Nicastrin functions as a molecular gatekeeper to a high-affinity γ-secretase-substrate interaction driven by substrate transmembrane domain

γ-secretase is an intramembrane-cleaving protease (I-CLiP) that processes many type-I integral membrane proteins within the lipid bilayer, an event preceded by shedding of most of the substrate's ectodomain by α- or β-secretases. The mechanism by which γ-secretase selectively recognizes and recruits ectodomain-shed substrates for catalysis remains unclear. Understanding this mechanism is important to Alzheimer's research, as γ-secretase produces amyloid β-peptide critical to pathogenesis. Variations of recombinant substrates were used in purified γ-secretase assays. Most substrates were based on the Notch1 receptor, which was expressed and purified with different permutations from E. coli. Assays were run under detergent-solubilized conditions or with enzyme reconstituted into proteoliposomes. Proteolytic products were detected and quantified by western blot analysis and fluorescence scanning. Co-immunoprecipitations were employed to measure substrate binding to the protease complex. Nicastrin ectodomain was expressed in HEK293 cells as an Fc-fusion protein. The γ-secretase complex and the nicastrin ectodomain were separately subjected to disulfide reduction prior to analysis of substrate processing, as well as for nicastrin stability by limited proteolytic digestion and circular dichroism. The Notch1 neo-ectodomain was completely dispensable for substrate processing by γ-secretase.
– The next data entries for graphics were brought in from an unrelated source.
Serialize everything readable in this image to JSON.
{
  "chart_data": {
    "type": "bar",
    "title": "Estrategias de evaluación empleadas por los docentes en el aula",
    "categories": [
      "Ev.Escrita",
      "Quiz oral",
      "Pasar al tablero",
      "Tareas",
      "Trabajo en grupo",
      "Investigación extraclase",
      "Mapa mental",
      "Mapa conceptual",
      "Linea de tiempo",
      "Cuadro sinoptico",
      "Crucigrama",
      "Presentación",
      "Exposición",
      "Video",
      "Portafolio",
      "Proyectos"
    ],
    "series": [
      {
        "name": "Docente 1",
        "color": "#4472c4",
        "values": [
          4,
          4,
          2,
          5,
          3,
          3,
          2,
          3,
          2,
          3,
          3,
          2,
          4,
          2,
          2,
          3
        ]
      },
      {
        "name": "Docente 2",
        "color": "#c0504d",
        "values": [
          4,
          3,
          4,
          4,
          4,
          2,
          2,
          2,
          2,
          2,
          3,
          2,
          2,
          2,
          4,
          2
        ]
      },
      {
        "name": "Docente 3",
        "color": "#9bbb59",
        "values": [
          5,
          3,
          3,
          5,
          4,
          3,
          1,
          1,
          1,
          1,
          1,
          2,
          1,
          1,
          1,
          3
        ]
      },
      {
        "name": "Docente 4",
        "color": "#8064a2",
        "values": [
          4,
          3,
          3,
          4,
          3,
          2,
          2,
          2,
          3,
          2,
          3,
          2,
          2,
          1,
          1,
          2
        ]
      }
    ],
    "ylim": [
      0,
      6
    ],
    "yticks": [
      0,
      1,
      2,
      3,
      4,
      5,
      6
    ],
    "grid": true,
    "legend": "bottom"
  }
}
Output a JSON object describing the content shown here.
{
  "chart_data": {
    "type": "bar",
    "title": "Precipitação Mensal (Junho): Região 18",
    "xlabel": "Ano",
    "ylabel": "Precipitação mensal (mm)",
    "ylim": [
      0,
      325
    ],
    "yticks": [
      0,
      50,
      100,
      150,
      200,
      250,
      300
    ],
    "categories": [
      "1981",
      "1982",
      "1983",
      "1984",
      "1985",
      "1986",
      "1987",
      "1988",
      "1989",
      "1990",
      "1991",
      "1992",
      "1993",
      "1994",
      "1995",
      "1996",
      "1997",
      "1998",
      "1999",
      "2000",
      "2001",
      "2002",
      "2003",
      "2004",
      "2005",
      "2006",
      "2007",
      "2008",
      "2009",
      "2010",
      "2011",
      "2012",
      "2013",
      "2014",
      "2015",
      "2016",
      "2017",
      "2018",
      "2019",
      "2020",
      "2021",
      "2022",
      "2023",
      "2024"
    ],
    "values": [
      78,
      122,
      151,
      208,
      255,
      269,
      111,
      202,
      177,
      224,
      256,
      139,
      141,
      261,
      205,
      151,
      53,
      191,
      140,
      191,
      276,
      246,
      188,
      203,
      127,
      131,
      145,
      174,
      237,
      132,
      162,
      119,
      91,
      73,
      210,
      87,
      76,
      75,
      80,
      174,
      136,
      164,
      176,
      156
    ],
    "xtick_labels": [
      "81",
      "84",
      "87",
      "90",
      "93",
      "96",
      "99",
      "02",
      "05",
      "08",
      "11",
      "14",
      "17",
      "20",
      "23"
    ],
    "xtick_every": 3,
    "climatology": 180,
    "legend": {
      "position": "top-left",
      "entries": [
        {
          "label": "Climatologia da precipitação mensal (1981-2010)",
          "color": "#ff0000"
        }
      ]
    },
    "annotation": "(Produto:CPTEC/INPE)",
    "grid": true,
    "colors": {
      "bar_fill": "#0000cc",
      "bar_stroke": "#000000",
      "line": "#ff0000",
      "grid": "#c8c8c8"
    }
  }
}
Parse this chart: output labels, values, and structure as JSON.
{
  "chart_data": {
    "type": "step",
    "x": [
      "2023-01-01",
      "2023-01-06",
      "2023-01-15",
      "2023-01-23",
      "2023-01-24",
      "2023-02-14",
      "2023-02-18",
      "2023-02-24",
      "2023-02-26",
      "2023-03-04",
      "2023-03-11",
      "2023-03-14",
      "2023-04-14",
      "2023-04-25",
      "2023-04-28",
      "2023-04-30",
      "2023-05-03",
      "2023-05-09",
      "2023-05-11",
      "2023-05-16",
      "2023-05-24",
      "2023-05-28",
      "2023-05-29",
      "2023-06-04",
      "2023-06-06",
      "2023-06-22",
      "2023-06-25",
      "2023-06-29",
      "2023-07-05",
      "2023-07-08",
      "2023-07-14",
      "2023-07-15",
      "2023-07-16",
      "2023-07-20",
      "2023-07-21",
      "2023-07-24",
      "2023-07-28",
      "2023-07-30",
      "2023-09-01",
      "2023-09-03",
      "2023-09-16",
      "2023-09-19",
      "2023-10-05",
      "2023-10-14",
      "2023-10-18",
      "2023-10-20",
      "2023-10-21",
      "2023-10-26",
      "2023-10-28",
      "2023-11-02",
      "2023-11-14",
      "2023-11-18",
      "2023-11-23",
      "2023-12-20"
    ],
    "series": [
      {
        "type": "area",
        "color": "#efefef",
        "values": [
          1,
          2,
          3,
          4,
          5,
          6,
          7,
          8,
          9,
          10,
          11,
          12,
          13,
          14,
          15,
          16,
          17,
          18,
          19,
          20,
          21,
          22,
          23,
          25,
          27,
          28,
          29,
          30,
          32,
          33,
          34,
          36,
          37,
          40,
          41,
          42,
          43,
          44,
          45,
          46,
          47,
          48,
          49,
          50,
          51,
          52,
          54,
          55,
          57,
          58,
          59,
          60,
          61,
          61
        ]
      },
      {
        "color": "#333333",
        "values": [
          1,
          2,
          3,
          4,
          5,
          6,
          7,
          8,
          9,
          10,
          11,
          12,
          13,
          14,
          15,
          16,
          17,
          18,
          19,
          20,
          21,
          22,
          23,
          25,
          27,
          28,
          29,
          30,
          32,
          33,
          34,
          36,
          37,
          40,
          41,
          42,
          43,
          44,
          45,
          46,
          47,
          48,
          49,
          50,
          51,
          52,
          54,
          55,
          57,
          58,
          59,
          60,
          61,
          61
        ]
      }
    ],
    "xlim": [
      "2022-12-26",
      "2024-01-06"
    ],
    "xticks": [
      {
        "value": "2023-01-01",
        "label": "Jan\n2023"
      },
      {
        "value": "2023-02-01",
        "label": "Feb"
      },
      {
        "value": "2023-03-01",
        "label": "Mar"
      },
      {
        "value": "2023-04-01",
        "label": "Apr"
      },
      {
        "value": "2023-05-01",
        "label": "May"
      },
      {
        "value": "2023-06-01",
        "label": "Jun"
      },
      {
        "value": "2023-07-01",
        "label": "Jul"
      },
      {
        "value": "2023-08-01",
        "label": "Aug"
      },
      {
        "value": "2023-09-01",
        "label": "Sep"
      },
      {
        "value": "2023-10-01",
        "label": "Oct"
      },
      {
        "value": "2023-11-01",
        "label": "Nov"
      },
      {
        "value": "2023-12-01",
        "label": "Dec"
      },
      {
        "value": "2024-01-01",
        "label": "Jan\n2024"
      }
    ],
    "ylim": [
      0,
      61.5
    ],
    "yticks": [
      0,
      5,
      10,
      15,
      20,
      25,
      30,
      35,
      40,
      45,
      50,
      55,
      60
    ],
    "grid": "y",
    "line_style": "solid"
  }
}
A substrate composed mostly of the transmembrane domain was effectively cleaved by the protease complex and displayed a low Km (<100 nM). Importantly, this high-affinity interaction between γ-secretase and substrate prevailed in proteoliposomes. Co-immunoprecipitation revealed that poorly cleaved substrates with extended ectodomains bound very weakly to the γ-secretase complex. However, reduction of nicastrin disulfide bonds allowed for better processing by the protease complex. Such reduction disrupted the normal fold of nicastrin, both alone as a recombinant protein or assembled into the γ-secretase complex. Substrate binding to γ-secretase is driven by a high-affinity interaction derived from substrate transmembrane domain, a mechanism in stark contrast to rhomboid—another family of I-CLiPs. Disruption of the nicastrin fold allows for more efficient cleavage of substrates retaining longer ectodomains, suggesting that nicastrin actively excludes larger substrates through steric hindrance, thus serving as a gatekeeper for substrate binding and catalysis.